Kapitel 2
Kapitel 2
Unentschlossen stehe ich vor seiner Tür. Wenn ich klopfe gibt es kein Zurück mehr.
Er wohnt in einem kleinen Haus, so wie ich, aber seines ist in einem besseren Zustand und man sieht das er sich um die Erhaltung kümmert.
Ich bin furchtbar genervt von mir selber und meiner Schwäche, was meine Laune nicht grade steigert. Immer wieder mach ich das. Ich habe schon etlichen von Welpen geholfen und immer wieder ist es im Chaos geendet. Man sollte meinen man lernt daraus und lässt in Zukunft die Finger davon, aber ich kann es mal wieder nicht lassen. Aber man kann nie wissen was passiert wäre wenn ich nicht da gewesen wäre, wahrscheinlich noch viel schlimmeres.

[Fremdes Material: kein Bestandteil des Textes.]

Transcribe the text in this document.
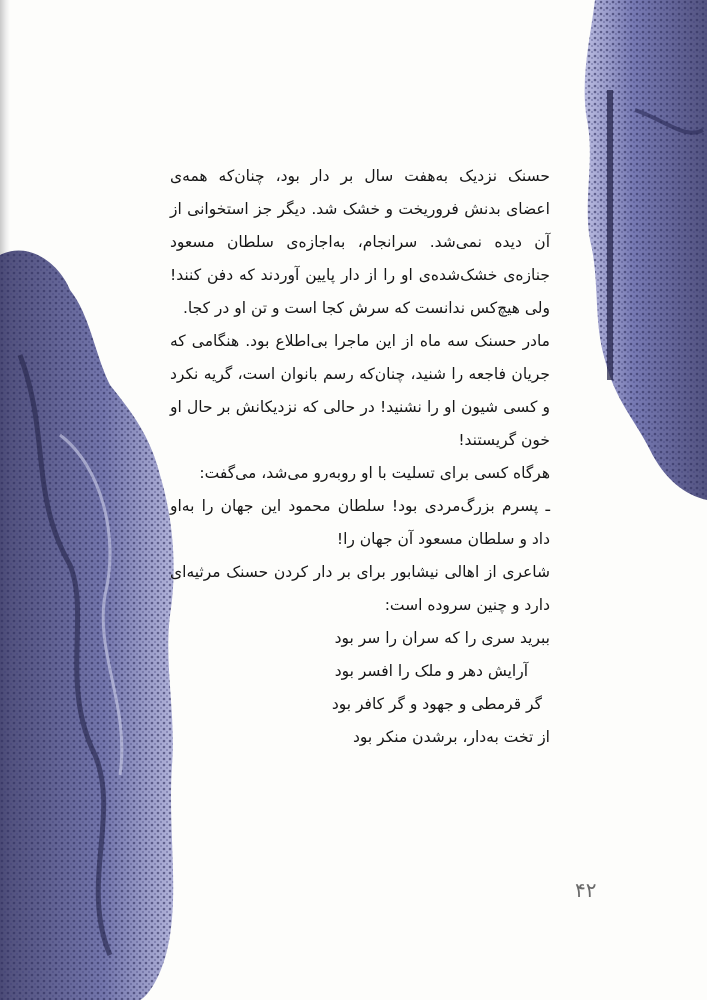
حسنک نزدیک به‌هفت سال بر دار بود، چنان‌که همه‌ی اعضای بدنش فروریخت و خشک شد. دیگر جز استخوانی از آن دیده نمی‌شد. سرانجام، به‌اجازه‌ی سلطان مسعود جنازه‌ی خشک‌شده‌ی او را از دار پایین آوردند که دفن کنند! ولی هیچ‌کس ندانست که سرش کجا است و تن او در کجا.
مادر حسنک سه ماه از این ماجرا بی‌اطلاع بود. هنگامی که جریان فاجعه را شنید، چنان‌که رسم بانوان است، گریه نکرد و کسی شیون او را نشنید! در حالی که نزدیکانش بر حال او خون گریستند!
هرگاه کسی برای تسلیت با او روبه‌رو می‌شد، می‌گفت:
ـ پسرم بزرگ‌مردی بود! سلطان محمود این جهان را به‌او داد و سلطان مسعود آن جهان را!
شاعری از اهالی نیشابور برای بر دار کردن حسنک مرثیه‌ای دارد و چنین سروده است:
ببرید سری را که سران را سر بود
آرایش دهر و ملک را افسر بود
گر قرمطی و جهود و گر کافر بود
از تخت به‌دار، برشدن منکر بود
۴۲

Endlich reiße ich mich zusammen und schaffe es zaghaft zu klopfen, in der Hoffnung das er es nicht hört und ich wieder gehen kann, ohne ein schlechtes Gewissen zu haben. Schließlich kann ich nicht helfen wenn er mir nicht öffnet. Leider dauert es nicht lange bis sich die Tür öffnet und der Mann von vorhin, breit lächelnd, als er mich erkennt, im Türrahmen erscheint.
»Wohl doch noch nicht genug von mir, was? «, sagt er selbstgefällig und scheint sich gar nicht zu wundern das ich vor ihm stehe. Das nervt mich. Ich rolle mit den Augen und achte darauf, das er dies nicht übersehen kann.
»Wohl kaum. Ich kann kleine Kinder nur einfach nicht sich selber überlassen. Ich weiß, eine schlechte Eigenschaft von mir. « Ich grinse böse. Er sieht kurz in den mittlerweile fast dunklen Himmel und tritt dann einen Schritt zur Seite. »Willst du rein kommen? « Ich nicke. »Genau deswegen bin ich hier. « Ich schiebe mich an ihm vorbei ins Haus mit ihm direkt hinter mir.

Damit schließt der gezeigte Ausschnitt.